Le 15 octobre 1968, quatre mois après l’assassinat de Bobby, le « Boston Herald Traveler » annonçait la nouvelle. Et comme il s’agissait d’un journal de Boston, fief des Kennedy, le potin commença à passer pour vraisemblable. Jackie avait décidé que la cérémonie ne devait pas être célébrée aux Etats-Unis. Onassis tenta l’ambassade, à Athènes : on lui opposa un refus, implacable. Alors Ari décida de se rabattre sur la petite chapelle de Skorpios. « Et qu’on me trouve un prêtre qui ne ressemble pas à Raspoutine !» ordonna-t-il.

Le 17 octobre 1968, les 90 passagers du 707 d’Olympic Airways, qui espéraient embarquer à 20 heures à New York pour atterrir à Athènes quelque dix heures plus tard, apprirent que leur vol était annulé. Ils ne virent pas monter à leur place Jackie, ses enfants, sa mère, son beau-père et trois représentants du clan Kennedy. L’avion se posa sur une base militaire et les voyageurs terminèrent le parcours à bord du jet d’Ari. Lee ne crut pas utile de justifier son absence à cette cérémonie célébrée sous une pluie complice de son humeur maussade. Elle avait toujours appliqué à la lettre la règle aristocratique de ne jamais prendre au sérieux ce qui l’est, et de toujours traiter avec gravité ce qui ne l’est pas. Mais pas cette fois.

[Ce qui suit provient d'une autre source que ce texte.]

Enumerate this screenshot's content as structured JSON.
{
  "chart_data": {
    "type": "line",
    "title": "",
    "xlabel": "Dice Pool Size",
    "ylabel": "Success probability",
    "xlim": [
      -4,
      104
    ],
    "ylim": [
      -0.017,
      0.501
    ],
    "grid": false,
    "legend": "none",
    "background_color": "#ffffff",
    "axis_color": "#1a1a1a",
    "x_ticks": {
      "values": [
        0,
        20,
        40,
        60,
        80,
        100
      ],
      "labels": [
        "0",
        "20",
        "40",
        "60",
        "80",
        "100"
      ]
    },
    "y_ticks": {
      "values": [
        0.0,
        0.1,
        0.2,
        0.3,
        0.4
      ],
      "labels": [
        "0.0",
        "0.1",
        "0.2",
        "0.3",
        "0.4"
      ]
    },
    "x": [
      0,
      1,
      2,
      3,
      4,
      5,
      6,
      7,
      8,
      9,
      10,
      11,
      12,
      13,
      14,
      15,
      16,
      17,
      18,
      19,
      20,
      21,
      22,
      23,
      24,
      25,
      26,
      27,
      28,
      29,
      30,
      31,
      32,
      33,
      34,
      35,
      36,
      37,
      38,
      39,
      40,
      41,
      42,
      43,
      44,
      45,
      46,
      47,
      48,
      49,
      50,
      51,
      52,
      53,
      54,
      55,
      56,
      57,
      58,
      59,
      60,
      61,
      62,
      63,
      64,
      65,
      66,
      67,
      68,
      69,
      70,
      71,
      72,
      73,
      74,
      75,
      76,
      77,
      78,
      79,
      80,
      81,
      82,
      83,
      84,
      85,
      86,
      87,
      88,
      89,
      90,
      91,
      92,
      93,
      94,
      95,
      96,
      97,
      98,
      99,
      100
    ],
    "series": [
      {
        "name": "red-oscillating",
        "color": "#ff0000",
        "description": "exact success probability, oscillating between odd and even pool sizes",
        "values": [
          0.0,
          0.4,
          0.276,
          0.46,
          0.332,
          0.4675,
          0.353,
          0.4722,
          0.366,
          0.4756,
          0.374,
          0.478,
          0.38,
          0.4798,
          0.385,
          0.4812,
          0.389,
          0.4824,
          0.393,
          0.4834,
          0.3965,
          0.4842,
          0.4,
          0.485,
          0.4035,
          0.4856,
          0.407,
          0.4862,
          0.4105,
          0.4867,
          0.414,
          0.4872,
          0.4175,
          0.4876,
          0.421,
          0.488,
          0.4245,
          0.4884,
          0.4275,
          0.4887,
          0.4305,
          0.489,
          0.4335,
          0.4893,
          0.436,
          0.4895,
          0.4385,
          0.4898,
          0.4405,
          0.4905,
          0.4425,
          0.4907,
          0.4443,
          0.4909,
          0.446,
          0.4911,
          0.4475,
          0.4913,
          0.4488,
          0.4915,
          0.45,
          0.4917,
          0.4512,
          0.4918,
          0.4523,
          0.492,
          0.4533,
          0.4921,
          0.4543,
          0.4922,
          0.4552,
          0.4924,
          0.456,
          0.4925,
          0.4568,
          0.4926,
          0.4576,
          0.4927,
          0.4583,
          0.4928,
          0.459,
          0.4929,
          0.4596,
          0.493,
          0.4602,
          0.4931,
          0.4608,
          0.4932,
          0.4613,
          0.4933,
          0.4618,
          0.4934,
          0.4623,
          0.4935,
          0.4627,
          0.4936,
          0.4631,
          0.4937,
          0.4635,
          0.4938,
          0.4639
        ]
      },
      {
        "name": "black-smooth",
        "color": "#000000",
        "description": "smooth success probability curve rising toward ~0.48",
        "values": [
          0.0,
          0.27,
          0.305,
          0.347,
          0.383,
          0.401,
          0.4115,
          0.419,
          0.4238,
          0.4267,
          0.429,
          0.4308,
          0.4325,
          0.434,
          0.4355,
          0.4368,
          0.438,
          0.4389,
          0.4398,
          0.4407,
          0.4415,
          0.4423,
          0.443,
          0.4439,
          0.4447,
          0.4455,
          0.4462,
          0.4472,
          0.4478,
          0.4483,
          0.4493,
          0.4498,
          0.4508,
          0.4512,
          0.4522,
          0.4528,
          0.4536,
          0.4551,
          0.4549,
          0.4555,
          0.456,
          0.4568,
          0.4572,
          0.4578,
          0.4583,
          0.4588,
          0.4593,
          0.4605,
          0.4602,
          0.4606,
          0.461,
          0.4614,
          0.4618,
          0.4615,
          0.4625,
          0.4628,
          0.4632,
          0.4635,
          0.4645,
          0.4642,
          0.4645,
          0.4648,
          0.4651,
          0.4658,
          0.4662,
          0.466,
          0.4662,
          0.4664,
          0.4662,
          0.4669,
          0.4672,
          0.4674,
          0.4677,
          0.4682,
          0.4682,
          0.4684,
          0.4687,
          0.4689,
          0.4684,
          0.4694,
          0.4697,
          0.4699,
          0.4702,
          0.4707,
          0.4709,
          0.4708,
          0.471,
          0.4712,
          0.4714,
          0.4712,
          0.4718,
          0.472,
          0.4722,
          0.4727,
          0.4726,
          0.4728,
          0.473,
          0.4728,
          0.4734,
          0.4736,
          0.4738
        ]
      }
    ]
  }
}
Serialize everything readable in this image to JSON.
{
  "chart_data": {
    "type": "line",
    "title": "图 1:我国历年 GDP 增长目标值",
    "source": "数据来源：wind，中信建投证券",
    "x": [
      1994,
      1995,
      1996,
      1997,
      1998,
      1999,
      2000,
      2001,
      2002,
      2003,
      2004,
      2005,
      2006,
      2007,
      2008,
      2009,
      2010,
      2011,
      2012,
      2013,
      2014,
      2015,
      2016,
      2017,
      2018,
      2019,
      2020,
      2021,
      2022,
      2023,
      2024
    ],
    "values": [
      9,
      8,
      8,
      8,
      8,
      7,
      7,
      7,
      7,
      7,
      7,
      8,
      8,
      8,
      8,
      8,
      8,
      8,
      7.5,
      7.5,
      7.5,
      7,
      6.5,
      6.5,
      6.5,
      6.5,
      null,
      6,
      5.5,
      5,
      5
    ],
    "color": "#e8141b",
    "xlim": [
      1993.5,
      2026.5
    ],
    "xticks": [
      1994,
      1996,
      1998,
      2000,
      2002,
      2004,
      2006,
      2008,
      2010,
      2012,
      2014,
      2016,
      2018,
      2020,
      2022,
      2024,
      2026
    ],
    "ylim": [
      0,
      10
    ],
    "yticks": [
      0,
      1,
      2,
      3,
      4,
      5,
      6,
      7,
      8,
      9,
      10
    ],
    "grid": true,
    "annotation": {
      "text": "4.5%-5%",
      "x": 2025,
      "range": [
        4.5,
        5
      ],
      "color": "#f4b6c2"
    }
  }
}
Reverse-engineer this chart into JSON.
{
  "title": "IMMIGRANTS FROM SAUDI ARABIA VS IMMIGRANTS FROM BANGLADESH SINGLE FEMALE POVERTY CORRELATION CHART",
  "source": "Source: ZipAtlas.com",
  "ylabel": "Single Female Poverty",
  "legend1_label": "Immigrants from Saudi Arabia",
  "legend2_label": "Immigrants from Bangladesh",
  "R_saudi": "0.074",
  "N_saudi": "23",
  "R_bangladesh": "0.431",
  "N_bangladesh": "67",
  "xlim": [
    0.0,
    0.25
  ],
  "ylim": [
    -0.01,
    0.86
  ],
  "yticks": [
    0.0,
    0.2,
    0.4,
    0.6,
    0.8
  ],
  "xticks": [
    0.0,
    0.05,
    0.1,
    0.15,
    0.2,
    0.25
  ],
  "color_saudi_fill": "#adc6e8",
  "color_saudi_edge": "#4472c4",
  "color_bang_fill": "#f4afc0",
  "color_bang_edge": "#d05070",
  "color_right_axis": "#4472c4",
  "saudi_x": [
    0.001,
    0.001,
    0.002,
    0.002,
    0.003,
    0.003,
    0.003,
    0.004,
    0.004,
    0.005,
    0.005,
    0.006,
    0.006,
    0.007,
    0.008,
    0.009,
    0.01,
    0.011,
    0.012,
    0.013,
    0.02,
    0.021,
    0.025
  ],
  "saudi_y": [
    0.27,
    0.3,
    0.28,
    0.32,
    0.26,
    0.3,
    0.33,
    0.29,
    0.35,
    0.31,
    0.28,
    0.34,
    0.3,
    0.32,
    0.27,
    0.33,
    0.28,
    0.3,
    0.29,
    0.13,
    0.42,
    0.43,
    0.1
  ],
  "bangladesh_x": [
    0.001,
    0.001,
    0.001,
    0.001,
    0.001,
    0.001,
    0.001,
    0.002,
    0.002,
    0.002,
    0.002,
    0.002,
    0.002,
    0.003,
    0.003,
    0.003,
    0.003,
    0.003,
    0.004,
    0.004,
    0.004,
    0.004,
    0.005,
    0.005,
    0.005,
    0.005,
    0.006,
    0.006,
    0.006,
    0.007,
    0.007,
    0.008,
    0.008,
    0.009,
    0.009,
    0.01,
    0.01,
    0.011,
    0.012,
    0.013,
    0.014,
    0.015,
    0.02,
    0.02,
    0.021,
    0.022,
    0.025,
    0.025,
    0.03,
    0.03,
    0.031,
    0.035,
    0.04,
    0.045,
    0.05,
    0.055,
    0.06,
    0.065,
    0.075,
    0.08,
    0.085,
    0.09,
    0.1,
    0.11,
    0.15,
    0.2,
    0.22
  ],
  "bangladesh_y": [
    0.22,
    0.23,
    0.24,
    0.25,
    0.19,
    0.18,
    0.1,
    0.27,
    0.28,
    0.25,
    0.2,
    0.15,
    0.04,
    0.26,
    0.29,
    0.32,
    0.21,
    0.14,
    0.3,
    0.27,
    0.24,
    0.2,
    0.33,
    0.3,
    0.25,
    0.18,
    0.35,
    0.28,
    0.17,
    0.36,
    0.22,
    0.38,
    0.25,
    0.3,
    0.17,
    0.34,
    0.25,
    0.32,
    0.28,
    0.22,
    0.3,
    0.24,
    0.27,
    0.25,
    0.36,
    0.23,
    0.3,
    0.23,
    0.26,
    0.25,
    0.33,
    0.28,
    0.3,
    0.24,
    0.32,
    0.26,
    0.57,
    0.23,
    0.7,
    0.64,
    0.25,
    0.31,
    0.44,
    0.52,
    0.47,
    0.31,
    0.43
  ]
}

Face à Truman Capote, les larmes qui coulaient n’étaient pas celles d’une actrice. D’ailleurs, sur les scènes intellos de l’avant-garde new-yorkaise, elle n’avait jamais convaincu personne. Lee pouvait être légère comme un papillon, elle n’acceptait pas de se laisser écraser. C’était une vieille histoire qui remontait bien plus loin qu’Ari et ses milliards, au temps où Jackie lui prenait toute l’admiration de leur père, avec son goût pour les chevaux, dont Lee avait si peur. Une histoire de soeurs. Pour la calmer, Ari lui offrit une propriété près d’Athènes, raconte Truman Capote, ajoutant qu’elle l’avait aussitôt revendue. Puis Lee refit sa vie avec le photographe Peter Beard, dont la beauté pouvait apaiser bien des regrets. Elle ne renonça jamais à l’extravagance qui faisait son charme. Au contraire de Jackie, que le temps rendait de plus en plus raisonnable. Le présent les avait un instant éloignées, elles se fichaient du futur, qui n’avait plus grand-chose à leur offrir. Restait le passé.

En 1975, Lee et Jackie, qui avait réalisé son ambition de trouver du travail dans l’édition, publièrent le journal de leur voyage en Europe en 1951, quand elles étaient deux jeunes filles sur qui se retournaient les passants. La même année, on ne vit pas Lee à l’enterrement d’Ari. On dit que Jackie lui avait demandé de ne pas venir, pour que personne ne se souvienne des raisons qu’elle avait de se trouver là.